I consider my install "fast" because it took less than an hour to rough-in 26 heads. However, I had a helper for the rough-in. First, I assembled all the funny pipe risers and heads plus I laid out the pipe the night before. Second, I bulk ordered 20 foot Sch 40 pipe from a local plumbing house. These full-length pipes have a molded slip-fitting "bell" at one end. I was told by a plumber friend that these molded joints are better than couplings because is has more surface area and there's only one glue joint involved. So I actually didn't need too many couplings except for a few 90° elbows and a slip/thread at each funny pipe connection. Third, we didn't fret about perfect glue joints on the sprinkler side of the manifolds. We just slopped on heavy primer/glue, gave a little twist, and then held the joint together tightly for a few seconds until fused. Drop it and move on. You can be a little sloppy on the sprinkler side of the manifolds. There's zero water hammer issues and relatively trivial pressure (50 PSI in my system). My helper showed up around 10 AM and we were done with the rough-in by 11 AM.

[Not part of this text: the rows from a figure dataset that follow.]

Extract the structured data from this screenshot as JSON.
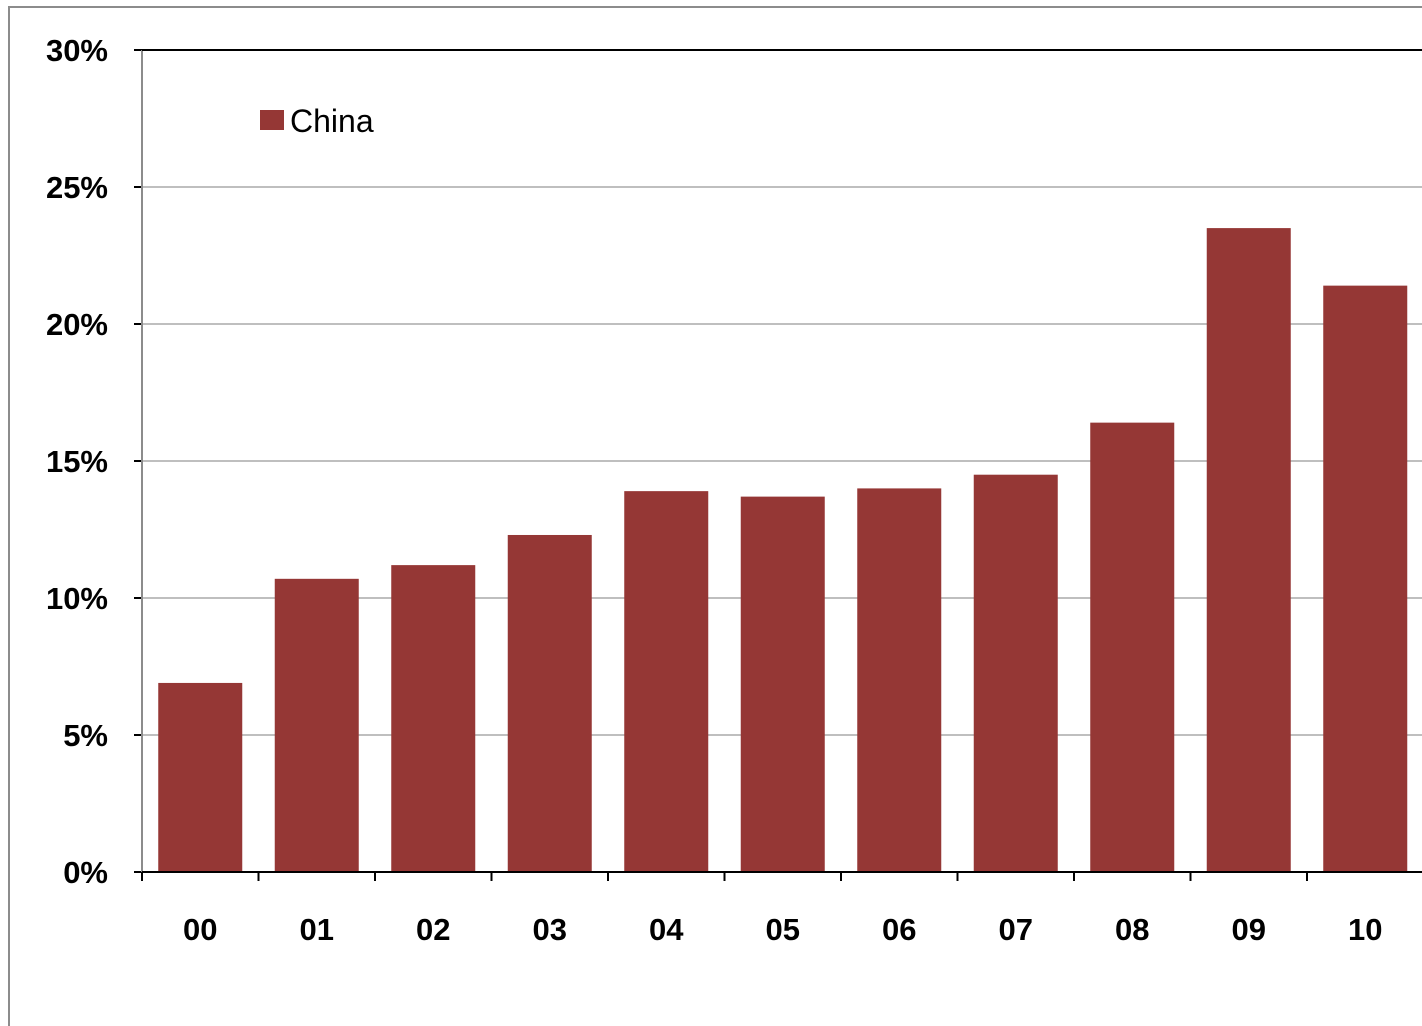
{
  "chart_data": {
    "type": "bar",
    "categories": [
      "00",
      "01",
      "02",
      "03",
      "04",
      "05",
      "06",
      "07",
      "08",
      "09",
      "10"
    ],
    "series": [
      {
        "name": "China",
        "values": [
          6.9,
          10.7,
          11.2,
          12.3,
          13.9,
          13.7,
          14.0,
          14.5,
          16.4,
          23.5,
          21.4
        ],
        "color": "#953735"
      }
    ],
    "y_ticks": [
      "0%",
      "5%",
      "10%",
      "15%",
      "20%",
      "25%",
      "30%"
    ],
    "ylim": [
      0,
      30
    ],
    "grid": true,
    "legend": {
      "position": "top-left",
      "label": "China"
    }
  }
}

On the other hand, I was careful assembling and gluing my mainline and manifold. I have 5 zones and designed an above-ground manifold that's (hopefully) future-proof and easy to rebuild when needed. So just my manifold and the immediate secondary lines going out to the sprinklers took an entire afternoon to finish. Most of my time and effort was spent fitting very short pipe lengths to get even, identical spacing for the valves.

But I still enjoyed the job. I sat on the ground under a canopy and dangled my feet down the hole while working in 105° F July 4th weekend heat. Sure, I may have been high from PVC glue fumes and suffering moderate heat exhaustion, but that just builds character.


----------



## TSGarp007 (May 22, 2018)

Yeah I had 10 ft normal sections of pipe. I wished I had 20' bell-end when I was working with it, just because it would have been faster. Used maybe 220' of 1.5" PVC total for the master line and part of two zones. Funny I intentionally waited to do my project in the winter b/c 4th of July heat would have killed me!


----------



## Hat (May 26, 2020)

THank you everyone for your advice. I ended up digging more so that I could move the pipes in order to do a straight in-line repair with just couplings, a small piece of pipe, and a new threaded tee for the swing pipe and sprinkler head. Used pvc primer and glue. Worked like a charm. Sorry, I forgot to take a photo of the finished product before I buried it.


----------